Budha merupakan gelar kehormatan kepada seseorang yang telah memperoleh kebijaksanaan sempurna, sadar akan hal- hal spiritual, hidupnya menjadi contoh bagi orang lain, karena ia bersih dari kotoran- kotoran batin (dosa dan lobba), seperti kebencian dan keserakahan.
Siddhartha Gautama merupakan salah satu orang yang mendapat gelar budha. Ia merupakan seorang budha yang ke-28 sekaligus pendiri agama budha yang kita kenal sekarang ini. Selain mendapat gelar budha, Siddhartha juga telah mendapatkan gelar bhagava (orang yang menjad sendiri tanpa guru yang mengajar sebelumnya), Sakya-muni (pertapa dari suku Sakya), Sakya-sumha (singa dari suku sakya), Sugata (orang yang datang dengan selamat), Svarta dan Sidha (orang yang terkabul semua permintaanya) dan Thatagata (orang yang baru datang).[1]

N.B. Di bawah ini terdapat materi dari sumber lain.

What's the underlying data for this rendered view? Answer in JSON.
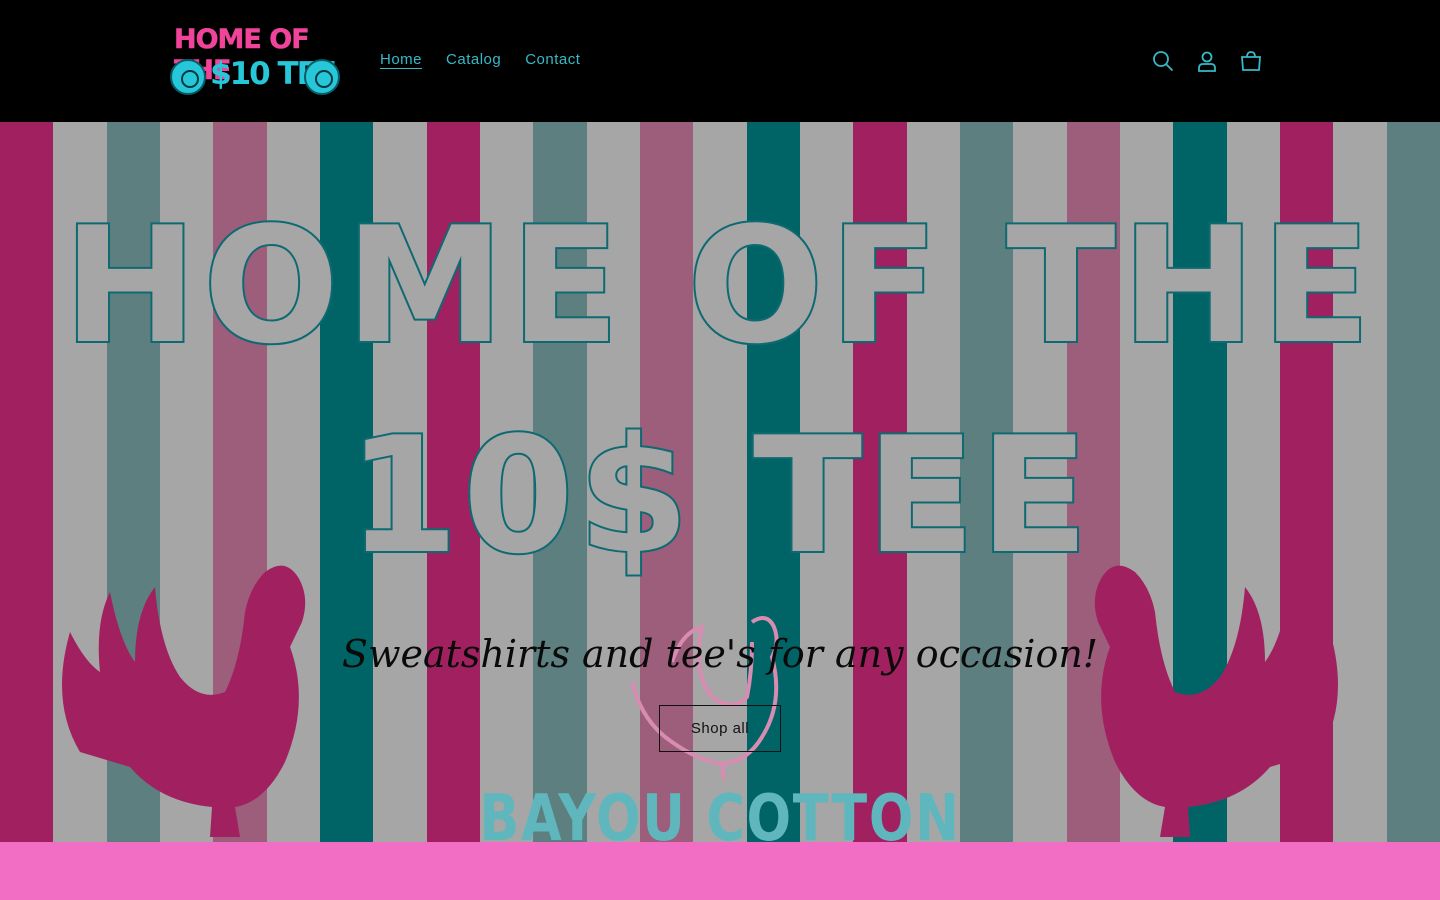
{
  "header": {
    "logo": {
      "line1": "HOME OF THE",
      "line2": "$10 TEE"
    },
    "nav": [
      {
        "label": "Home",
        "active": true
      },
      {
        "label": "Catalog",
        "active": false
      },
      {
        "label": "Contact",
        "active": false
      }
    ],
    "icons": [
      "search-icon",
      "account-icon",
      "cart-icon"
    ]
  },
  "hero": {
    "title_line1": "HOME OF THE",
    "title_line2": "10$ TEE",
    "tagline": "Sweatshirts and tee's for any occasion!",
    "button_label": "Shop all",
    "brand_text": "BAYOU COTTON"
  },
  "colors": {
    "header_bg": "#000000",
    "nav_text": "#36b9c6",
    "logo_pink": "#f0449a",
    "logo_teal": "#25c7d8",
    "stripe_magenta": "#a12160",
    "stripe_teal": "#006466",
    "stripe_gray": "#a6a6a6",
    "stripe_rose": "#9c5e7a",
    "stripe_slate": "#5e7f7f",
    "band_pink": "#f26ec5"
  }
}
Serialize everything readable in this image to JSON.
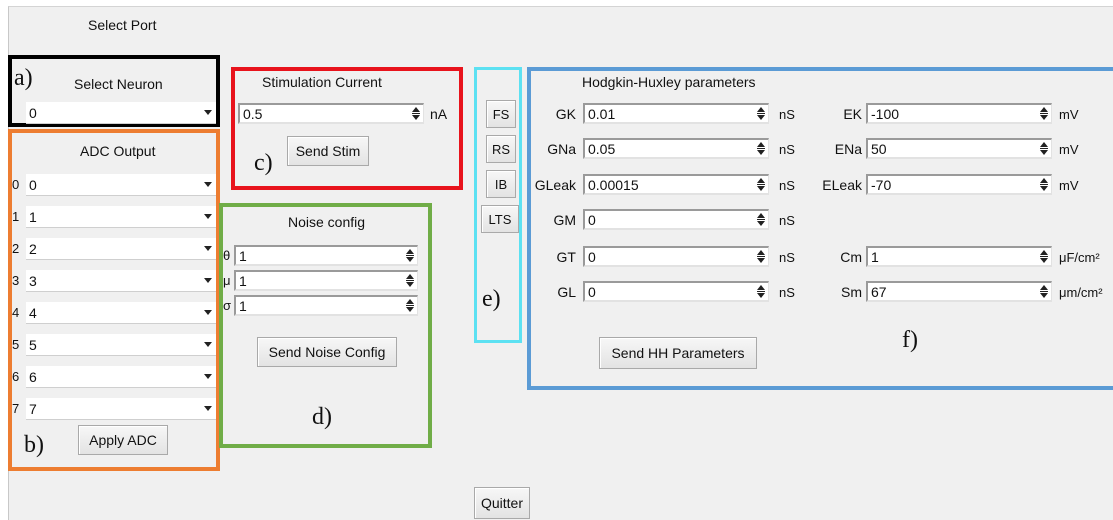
{
  "window": {
    "select_port": "Select Port",
    "quit_label": "Quitter"
  },
  "neuron": {
    "tag": "a)",
    "title": "Select Neuron",
    "selected": "0"
  },
  "adc": {
    "tag": "b)",
    "title": "ADC Output",
    "apply_label": "Apply ADC",
    "rows": [
      {
        "index": "0",
        "value": "0"
      },
      {
        "index": "1",
        "value": "1"
      },
      {
        "index": "2",
        "value": "2"
      },
      {
        "index": "3",
        "value": "3"
      },
      {
        "index": "4",
        "value": "4"
      },
      {
        "index": "5",
        "value": "5"
      },
      {
        "index": "6",
        "value": "6"
      },
      {
        "index": "7",
        "value": "7"
      }
    ]
  },
  "stim": {
    "tag": "c)",
    "title": "Stimulation Current",
    "value": "0.5",
    "unit": "nA",
    "send_label": "Send Stim"
  },
  "noise": {
    "tag": "d)",
    "title": "Noise config",
    "send_label": "Send Noise Config",
    "params": [
      {
        "symbol": "θ",
        "value": "1"
      },
      {
        "symbol": "μ",
        "value": "1"
      },
      {
        "symbol": "σ",
        "value": "1"
      }
    ]
  },
  "presets": {
    "tag": "e)",
    "buttons": [
      "FS",
      "RS",
      "IB",
      "LTS"
    ]
  },
  "hh": {
    "tag": "f)",
    "title": "Hodgkin-Huxley parameters",
    "send_label": "Send HH Parameters",
    "left": [
      {
        "label": "GK",
        "value": "0.01",
        "unit": "nS"
      },
      {
        "label": "GNa",
        "value": "0.05",
        "unit": "nS"
      },
      {
        "label": "GLeak",
        "value": "0.00015",
        "unit": "nS"
      },
      {
        "label": "GM",
        "value": "0",
        "unit": "nS"
      },
      {
        "label": "GT",
        "value": "0",
        "unit": "nS"
      },
      {
        "label": "GL",
        "value": "0",
        "unit": "nS"
      }
    ],
    "right": [
      {
        "label": "EK",
        "value": "-100",
        "unit": "mV"
      },
      {
        "label": "ENa",
        "value": "50",
        "unit": "mV"
      },
      {
        "label": "ELeak",
        "value": "-70",
        "unit": "mV"
      },
      {
        "label": "Cm",
        "value": "1",
        "unit": "μF/cm²"
      },
      {
        "label": "Sm",
        "value": "67",
        "unit": "μm/cm²"
      }
    ]
  },
  "colors": {
    "black": "#000000",
    "orange": "#ed7d31",
    "red": "#e8131c",
    "green": "#70ad47",
    "cyan": "#5ce1f2",
    "blue": "#5b9bd5"
  }
}
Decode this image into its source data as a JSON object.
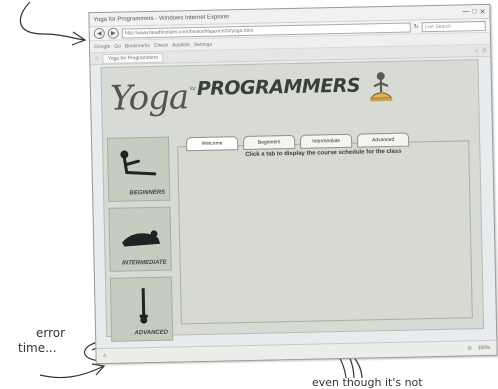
{
  "browser": {
    "title": "Yoga for Programmers - Windows Internet Explorer",
    "address": "http://www.headfirstlabs.com/books/hfajax/ch04/yoga.html",
    "search_placeholder": "Live Search",
    "toolbar": [
      "Google",
      "Go",
      "Bookmarks",
      "Check",
      "Autolink",
      "Settings"
    ],
    "tab_label": "Yoga for Programmers",
    "status_right": "100%"
  },
  "page": {
    "brand_logo": "Yoga",
    "brand_small": "for",
    "brand_title": "PROGRAMMERS",
    "sidebar": [
      {
        "label": "BEGINNERS"
      },
      {
        "label": "INTERMEDIATE"
      },
      {
        "label": "ADVANCED"
      }
    ],
    "tabs": [
      "Welcome",
      "Beginners",
      "Intermediate",
      "Advanced"
    ],
    "message": "Click a tab to display the course schedule for the class"
  },
  "annotations": {
    "error_line1": "error",
    "error_line2": "time...",
    "bottom": "even though it's not"
  }
}
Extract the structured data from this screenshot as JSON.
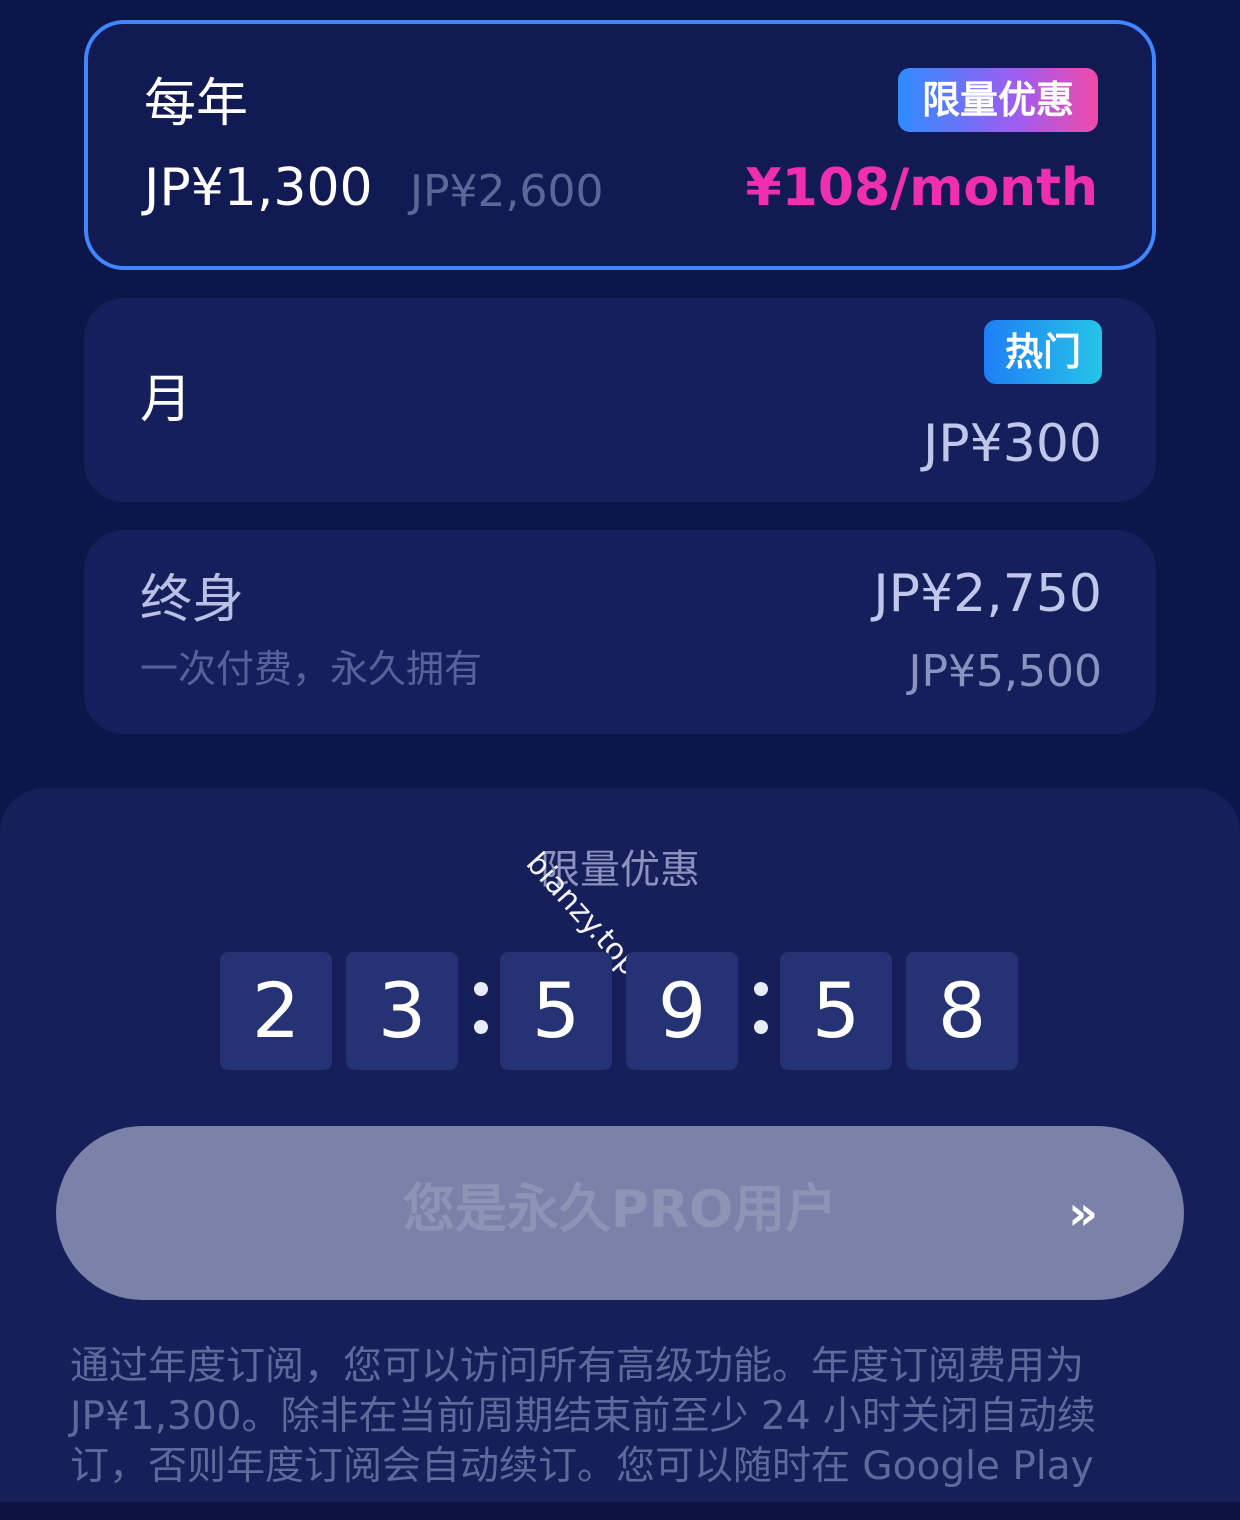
{
  "plans": {
    "yearly": {
      "name": "每年",
      "badge": "限量优惠",
      "price": "JP¥1,300",
      "original_price": "JP¥2,600",
      "per_month": "¥108/month"
    },
    "monthly": {
      "name": "月",
      "badge": "热门",
      "price": "JP¥300"
    },
    "lifetime": {
      "name": "终身",
      "subtitle": "一次付费，永久拥有",
      "price": "JP¥2,750",
      "original_price": "JP¥5,500"
    }
  },
  "offer": {
    "title": "限量优惠",
    "watermark": "bianzy.top",
    "countdown": {
      "h1": "2",
      "h2": "3",
      "m1": "5",
      "m2": "9",
      "s1": "5",
      "s2": "8"
    }
  },
  "cta": {
    "label": "您是永久PRO用户",
    "arrow": "»"
  },
  "terms": "通过年度订阅，您可以访问所有高级功能。年度订阅费用为 JP¥1,300。除非在当前周期结束前至少 24 小时关闭自动续订，否则年度订阅会自动续订。您可以随时在 Google Play",
  "colors": {
    "background": "#0d1648",
    "selected_border": "#3f86ff",
    "sale_price": "#f02fb0",
    "cta_disabled": "#7a82a9"
  }
}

Ajaran-ajaran Siddharta Gautama tertulis dalam kitab Tri Pitaka. Kitab ini pertama kali ditulis dalam bahasa Pali, namun seiring perjalanan waktu, kitab ini kembali diterjemahkan ke dalam bahasa Sansekerta dan bahasa dunia lainnya. Intisari dari ajaran Siddharta Gautama secara ringkas tertuang dalam kitab Dhammapada 183. Dimana di dalam kitab tersebut tertulis ajaran untuk, "jangan berbuat jahat, tambahkanlah kebaikan dan sucikan pikiran karena inilah ajaran para budha". Apa yang Siddharta ajarkan ini disebut sebagai Dharma dan Winaya (berasal dari bahasa Pali, untuk menunjukkan aturan para biksu).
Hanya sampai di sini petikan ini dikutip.